5. Abgeltung für Schulveranstaltungen:

  • Altes Lehrerdienstrecht: Dem Lehrer gebührt für die Teilnahme an mindestens zweitägigen Schulveranstaltungen mit Nächtigung, sofern er die pädagogisch-inhaltliche Betreuung einer Schülergruppe innehat, eine Abgeltung. Sie beträgt für jeden Tag
    • in den Verwendungsgruppen L PH und L 1 12,1 %o
    • in den Verwendungsgruppen L 2 9,8 %o und
    • in der Verwendungsgruppe L 3 6,3 %o
      des Gehalts der Gehaltsstufe 8 der Verwendungsgruppe L 1. 2019 sind das
    • in den Verwendungsgruppen L PH und L 1 45,56 Euro
    • in den Verwendungsgruppen L 2 36,90 Euro
    • in der Verwendungsgruppe L 3 23,72 Euro.
  • Neues Lehrerdienstrecht: Der Vertragslehrperson gebührt für die Teilnahme an mindestens zweitägigen Schulveranstaltungen, sofern sie die pädagogisch-inhaltliche Betreuung einer Schülergruppe innehat, eine Abgeltung in Höhe von 41,0 Euro (2019) pro Tag.

6. Rechnungslegung:

  • Der Bedienstete hat den Anspruch auf Reisegebühren schriftlich unter Verwendung eines amtlichen Vordruckes (Reiserechnung) bei seiner Dienststelle geltend zu machen und diesen eigenhändig zu unterfertigen.

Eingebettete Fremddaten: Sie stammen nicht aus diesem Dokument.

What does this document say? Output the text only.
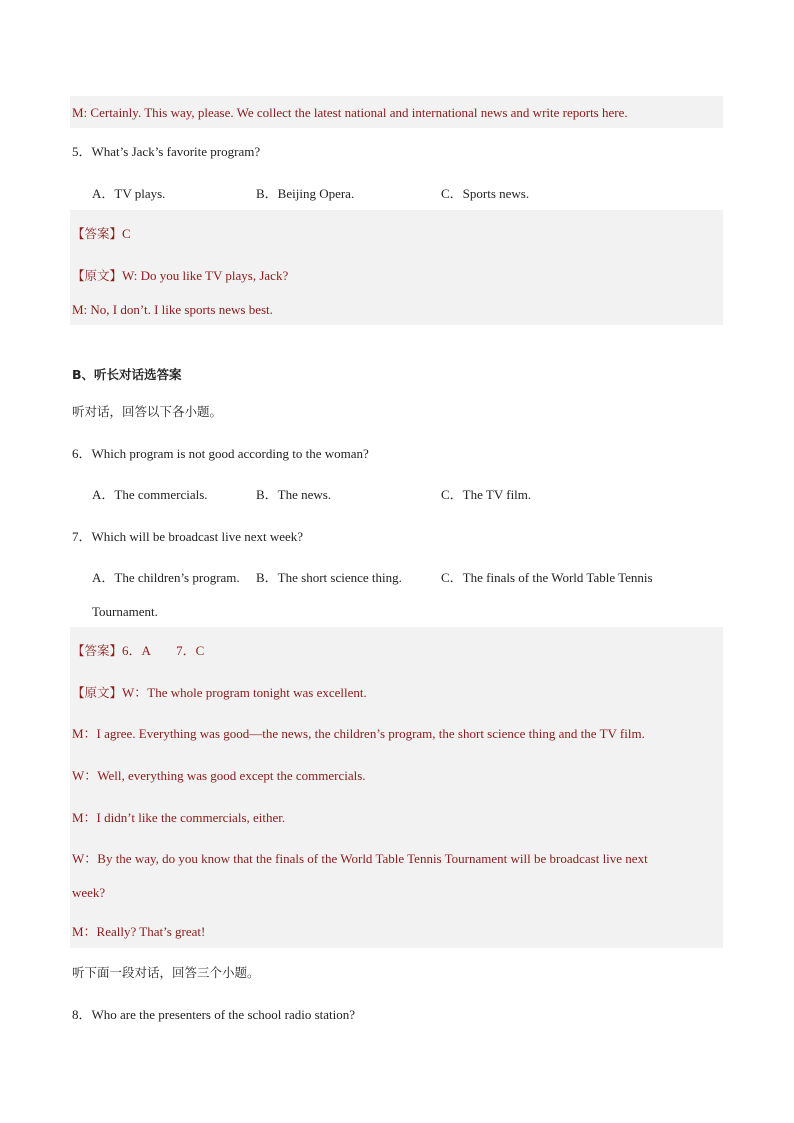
M: Certainly. This way, please. We collect the latest national and international news and write reports here.
5．What’s Jack’s favorite program?
A．TV plays.	B．Beijing Opera.	C．Sports news.
【答案】C
【原文】W: Do you like TV plays, Jack?
M: No, I don’t. I like sports news best.
B、听长对话选答案
听对话，回答以下各小题。
6．Which program is not good according to the woman?
A．The commercials.	B．The news.	C．The TV film.
7．Which will be broadcast live next week?
A．The children’s program. B．The short science thing.	C．The finals of the World Table Tennis
Tournament.
【答案】6．A        7．C
【原文】W：The whole program tonight was excellent.
M：I agree. Everything was good—the news, the children’s program, the short science thing and the TV film.
W：Well, everything was good except the commercials.
M：I didn’t like the commercials, either.
W：By the way, do you know that the finals of the World Table Tennis Tournament will be broadcast live next
week?
M：Really? That’s great!
听下面一段对话，回答三个小题。
8．Who are the presenters of the school radio station?
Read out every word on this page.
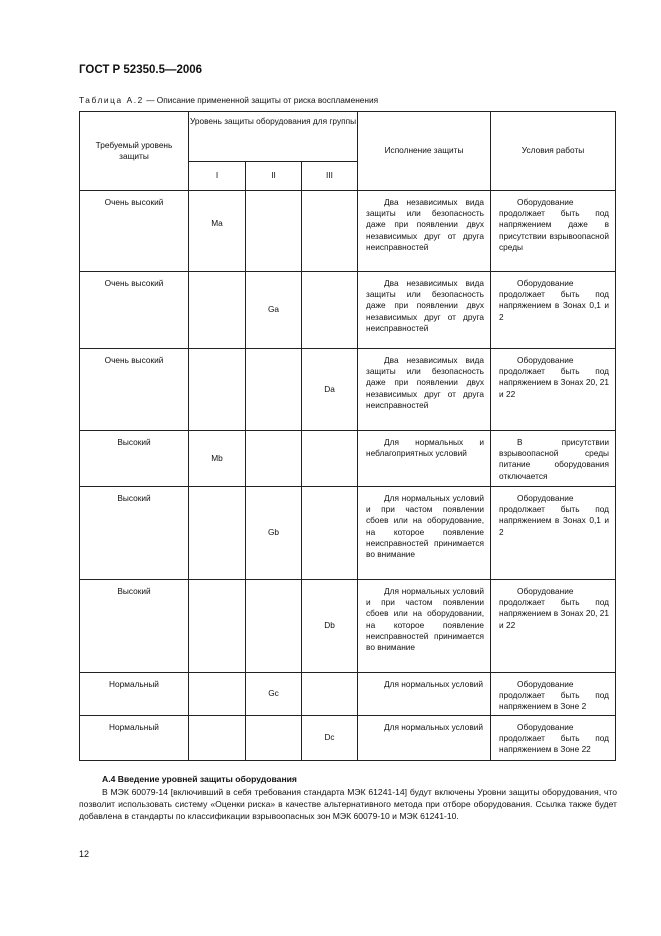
ГОСТ Р 52350.5—2006
Таблица А.2 — Описание примененной защиты от риска воспламенения
Требуемый уровень защиты	Уровень защиты оборудования для группы			Исполнение защиты	Условия работы
	I	II	III		
Очень высокий	Ma			Два независимых вида защиты или безопасность даже при появлении двух независимых друг от друга неисправностей	Оборудование продолжает быть под напряжением даже в присутствии взрывоопасной среды
Очень высокий		Ga		Два независимых вида защиты или безопасность даже при появлении двух независимых друг от друга неисправностей	Оборудование продолжает быть под напряжением в Зонах 0,1 и 2
Очень высокий			Da	Два независимых вида защиты или безопасность даже при появлении двух независимых друг от друга неисправностей	Оборудование продолжает быть под напряжением в Зонах 20, 21 и 22
Высокий	Mb			Для нормальных и неблагоприятных условий	В присутствии взрывоопасной среды питание оборудования отключается
Высокий		Gb		Для нормальных условий и при частом появлении сбоев или на оборудование, на которое появление неисправностей принимается во внимание	Оборудование продолжает быть под напряжением в Зонах 0,1 и 2
Высокий			Db	Для нормальных условий и при частом появлении сбоев или на оборудовании, на которое появление неисправностей принимается во внимание	Оборудование продолжает быть под напряжением в Зонах 20, 21 и 22
Нормальный		Gc		Для нормальных условий	Оборудование продолжает быть под напряжением в Зоне 2
Нормальный			Dc	Для нормальных условий	Оборудование продолжает быть под напряжением в Зоне 22
А.4 Введение уровней защиты оборудования
В МЭК 60079-14 [включивший в себя требования стандарта МЭК 61241-14] будут включены Уровни защиты оборудования, что позволит использовать систему «Оценки риска» в качестве альтернативного метода при отборе оборудования. Ссылка также будет добавлена в стандарты по классификации взрывоопасных зон МЭК 60079-10 и МЭК 61241-10.
12
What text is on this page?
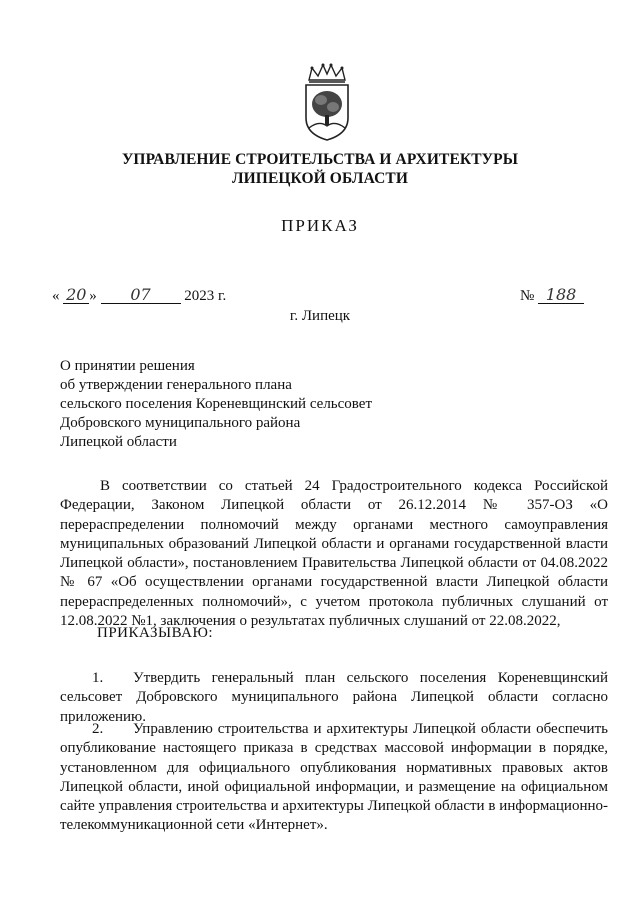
УПРАВЛЕНИЕ СТРОИТЕЛЬСТВА И АРХИТЕКТУРЫ
ЛИПЕЦКОЙ ОБЛАСТИ
ПРИКАЗ
« 20 » 07 2023 г.	№ 188
г. Липецк
О принятии решения
об утверждении генерального плана
сельского поселения Кореневщинский сельсовет
Добровского муниципального района
Липецкой области
В соответствии со статьей 24 Градостроительного кодекса Российской Федерации, Законом Липецкой области от 26.12.2014 № 357-ОЗ «О перераспределении полномочий между органами местного самоуправления муниципальных образований Липецкой области и органами государственной власти Липецкой области», постановлением Правительства Липецкой области от 04.08.2022 № 67 «Об осуществлении органами государственной власти Липецкой области перераспределенных полномочий», с учетом протокола публичных слушаний от 12.08.2022 №1, заключения о результатах публичных слушаний от 22.08.2022,
ПРИКАЗЫВАЮ:
1. Утвердить генеральный план сельского поселения Кореневщинский сельсовет Добровского муниципального района Липецкой области согласно приложению.
2. Управлению строительства и архитектуры Липецкой области обеспечить опубликование настоящего приказа в средствах массовой информации в порядке, установленном для официального опубликования нормативных правовых актов Липецкой области, иной официальной информации, и размещение на официальном сайте управления строительства и архитектуры Липецкой области в информационно-телекоммуникационной сети «Интернет».
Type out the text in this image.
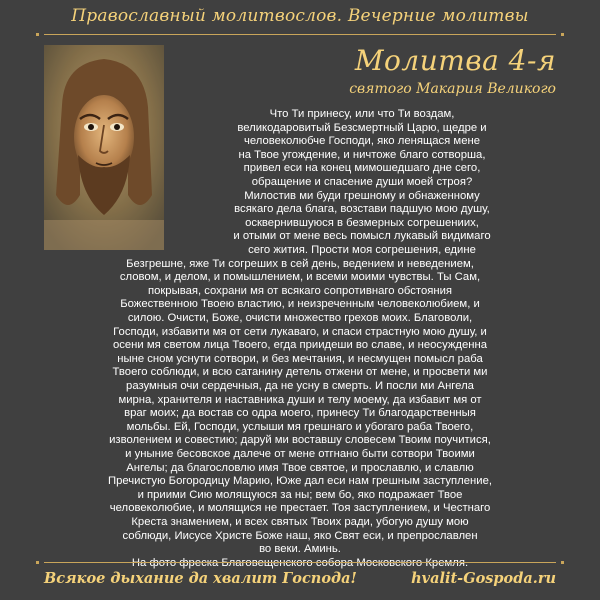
Православный молитвослов. Вечерние молитвы
Молитва 4-я
святого Макария Великого
Что Ти принесу, или что Ти воздам,
великодаровитый Безсмертный Царю, щедре и
человеколюбче Господи, яко ленящася мене
на Твое угождение, и ничтоже благо сотворша,
привел еси на конец мимошедшаго дне сего,
обращение и спасение души моей строя?
Милостив ми буди грешному и обнаженному
всякаго дела блага, возстави падшую мою душу,
осквернившуюся в безмерных согрешениих,
и отыми от мене весь помысл лукавый видимаго
сего жития. Прости моя согрешения, едине
Безгрешне, яже Ти согреших в сей день, ведением и неведением,
словом, и делом, и помышлением, и всеми моими чувствы. Ты Сам,
покрывая, сохрани мя от всякаго сопротивнаго обстояния
Божественною Твоею властию, и неизреченным человеколюбием, и
силою. Очисти, Боже, очисти множество грехов моих. Благоволи,
Господи, избавити мя от сети лукаваго, и спаси страстную мою душу, и
осени мя светом лица Твоего, егда приидеши во славе, и неосужденна
ныне сном уснути сотвори, и без мечтания, и несмущен помысл раба
Твоего соблюди, и всю сатанину детель отжени от мене, и просвети ми
разумныя очи сердечныя, да не усну в смерть. И посли ми Ангела
мирна, хранителя и наставника души и телу моему, да избавит мя от
враг моих; да востав со одра моего, принесу Ти благодарственныя
мольбы. Ей, Господи, услыши мя грешнаго и убогаго раба Твоего,
изволением и совестию; даруй ми воставшу словесем Твоим поучитися,
и уныние бесовское далече от мене отгнано быти сотвори Твоими
Ангелы; да благословлю имя Твое святое, и прославлю, и славлю
Пречистую Богородицу Марию, Юже дал еси нам грешным заступление,
и приими Сию молящуюся за ны; вем бо, яко подражает Твое
человеколюбие, и молящися не престает. Тоя заступлением, и Честнаго
Креста знамением, и всех святых Твоих ради, убогую душу мою
соблюди, Иисусе Христе Боже наш, яко Свят еси, и препрославлен
во веки. Аминь.
Всякое дыхание да хвалит Господа!	hvalit-Gospoda.ru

Soweit ein automationsunterstütztes Verfahren der Rechnungslegung vorgesehen ist, kann vom Erfordernis der Schriftlichkeit abgesehen werden. Der Bedienstete hat die ihm zustehenden Reisegebühren, soweit sie nicht automationsunterstützt ermittelt werden können, selbst zu berechnen.
  • Der Anspruch auf Reisegebühren erlischt, wenn er vom Bediensteten nicht innerhalb von sechs Kalendermonaten, beginnend mit dem Kalendermonat, in den das Ende der Dienstreise oder der Dienstverrichtung im Dienstort fällt, bei seiner Dienststelle geltend gemacht wird.

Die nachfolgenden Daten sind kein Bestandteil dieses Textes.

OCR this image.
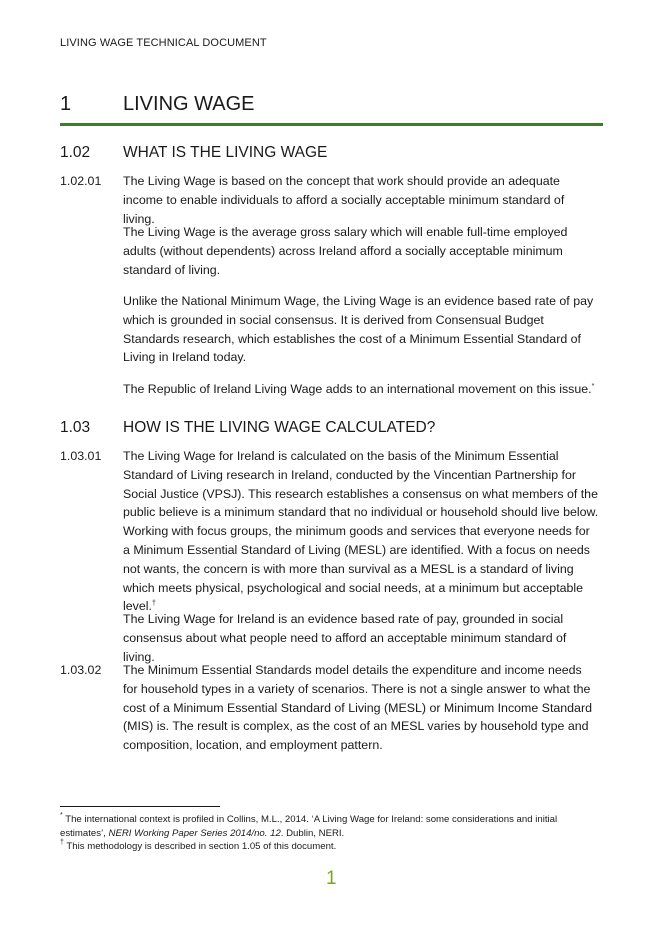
LIVING WAGE TECHNICAL DOCUMENT
1	LIVING WAGE
1.02 WHAT IS THE LIVING WAGE
1.02.01 The Living Wage is based on the concept that work should provide an adequate income to enable individuals to afford a socially acceptable minimum standard of living.
The Living Wage is the average gross salary which will enable full-time employed adults (without dependents) across Ireland afford a socially acceptable minimum standard of living.
Unlike the National Minimum Wage, the Living Wage is an evidence based rate of pay which is grounded in social consensus. It is derived from Consensual Budget Standards research, which establishes the cost of a Minimum Essential Standard of Living in Ireland today.
The Republic of Ireland Living Wage adds to an international movement on this issue.*
1.03 HOW IS THE LIVING WAGE CALCULATED?
1.03.01 The Living Wage for Ireland is calculated on the basis of the Minimum Essential Standard of Living research in Ireland, conducted by the Vincentian Partnership for Social Justice (VPSJ). This research establishes a consensus on what members of the public believe is a minimum standard that no individual or household should live below. Working with focus groups, the minimum goods and services that everyone needs for a Minimum Essential Standard of Living (MESL) are identified. With a focus on needs not wants, the concern is with more than survival as a MESL is a standard of living which meets physical, psychological and social needs, at a minimum but acceptable level.†
The Living Wage for Ireland is an evidence based rate of pay, grounded in social consensus about what people need to afford an acceptable minimum standard of living.
1.03.02 The Minimum Essential Standards model details the expenditure and income needs for household types in a variety of scenarios. There is not a single answer to what the cost of a Minimum Essential Standard of Living (MESL) or Minimum Income Standard (MIS) is. The result is complex, as the cost of an MESL varies by household type and composition, location, and employment pattern.
* The international context is profiled in Collins, M.L., 2014. ‘A Living Wage for Ireland: some considerations and initial estimates’, NERI Working Paper Series 2014/no. 12. Dublin, NERI.
† This methodology is described in section 1.05 of this document.
1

  • Dem Bediensteten ist auf Verlangen zeitgerecht vor Antritt der Dienstreise ein in der Reiserechnung abzurechnender Vorschuss auf die ihm zustehenden Gebühren im notwendigen Ausmaß, allenfalls in Etappen, zu gewähren. Auf einen Vorschuss unter 72,7 Euro besteht kein Anspruch.
  • Hat der Bedienstete einen Vorschuss erhalten und tritt er die beabsichtigte Dienstreise nicht innerhalb von vier Wochen ab dem von ihm angegebenen voraussichtlichen Zeitpunkt an, hat der Bedienstete dies seiner Dienststelle zu melden.
  • Hat der Bedienstete regelmäßig mehrmals im Monat Dienstreisen durchzuführen, kann ihm aus Gründen der Verwaltungsvereinfachung anstelle eines Vorschusses ein Dauervorschuss gewährt werden. Bei der Bemessung des Dauervorschusses ist vom Monatsdurchschnitt der beim Bediensteten anfallenden Reisegebühren auszugehen. Die Geltendmachung eines Anspruches auf Reisegebühren wird durch den Dauervorschuss nicht gehindert. Der Dauervorschuss ist nicht in der Reiserechnung abzurechnen. Auf einen Dauervorschuss besteht kein Anspruch. Er kann jederzeit eingestellt werden.
  • Der Vorschuss oder ein Vorschussrest ist von den Bezügen des Bediensteten hereinzubringen, wenn
    • die Frist für die Legung der Reiserechnung ungenützt verstrichen ist oder
    • die Dienstreise nicht innerhalb von vier Wochen ab dem angegebenen voraussichtlichen Zeitpunkt angetreten worden ist oder
    • der Dauervorschuss eingestellt worden ist oder
    • die abgerechneten Reisegebühren den gewährten Vorschuss unterschreiten.
  • Der Rechnungsleger ist für die Richtigkeit seiner Angaben in der Reiserechnung verantwortlich.
  • Die anweisende Dienststelle hat die Reiserechnung zu überprüfen und die Auszahlung des dem Rechnungsleger gebührenden Betrages zu veranlassen. Wird von den Angaben des Bediensteten abgewichen, ist ihm dies mitzuteilen.